"Il faut cultiver notre jardin"

vendredi 4 janvier 2019

L'héritage d'Esther

Un bien joli petit roman du Hongrois Sandor Marai. Merci Nathalie !

Esther vit paisiblement, avec Nounou, dans une petite maison entourée d'un jardin fleuri et qui satisfait ses besoins. La vie s'écoule tranquillement, sans grande surprise voire avec monotonie - comme dans une parenthèse où l'on retient son souffle. Et c'est bien ça : l'arrivée de Lajos, éternel séducteur et escroc, vient bousculer l'équilibre précaire que les deux femmes vieillissantes ont construit pour ne pas se laisser envahir par les regrets du passé. On respire un grand coup et l'on plonge dans les abîmes de l'âme humaine.
Et ça tangue, et ça frémit et ça frissonne ! Dernier acte de la dépossession entamée par cet horrible bonhomme : déposséder Esther de sa maison, de son dernier bien.
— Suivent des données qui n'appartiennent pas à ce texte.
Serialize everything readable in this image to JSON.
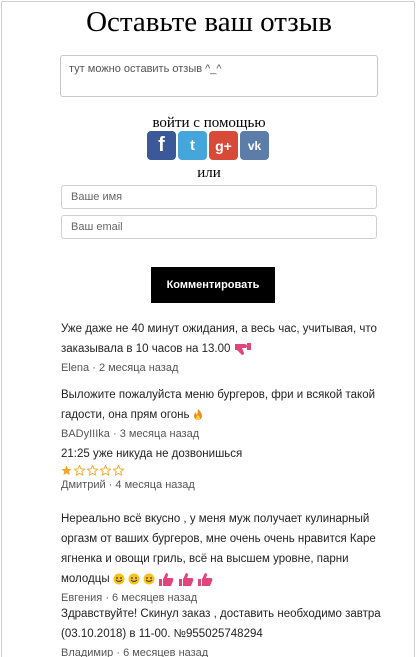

Comme dans une tragédie, on sait dès le début que cela se terminera mal pour notre sage Esther. Trop sage ? trop bête ? trop amoureuse peut-être.
Ce court roman nous dépeint donc la confrontation entre deux êtres, deux âmes si différentes mais si intimement liées. Dans le huis-clos de la petite bicoque, s'affrontent deux êtres qui ne jouent pas à égalité. Esther c'est l'éternelle perdante, celle à qui Lajos a tout pris, celle qui a été blessée dans son amour-propre lorsqu'il a épousé sa sœur, celle qu'il n'a jamais respectée. Lajos c'est le bellâtre, sans dignité, l'éternel menteur et hâbleur, l'égoïste suprême. Mais comment, dès lors, comprendre qu'Esther accepte cette ultime insulte ? C'est ce que Sandor Marai examine, sondant le fonds des âmes et des coeurs. Et même si l'on a envie qu'Esther s'oppose à sa famille qui n'en est pas une, on finit par comprendre son abdication totale. C'est parce qu'ils se sont aimés et que "la loi de ce monde veut que soit achevé ce qui a été commencé".
Poids du passé, cruauté, désillusion, trahison, autant de thèmes peu amènes qui sont mis en scène par l'auteur avec une intensité et un talent indéniables.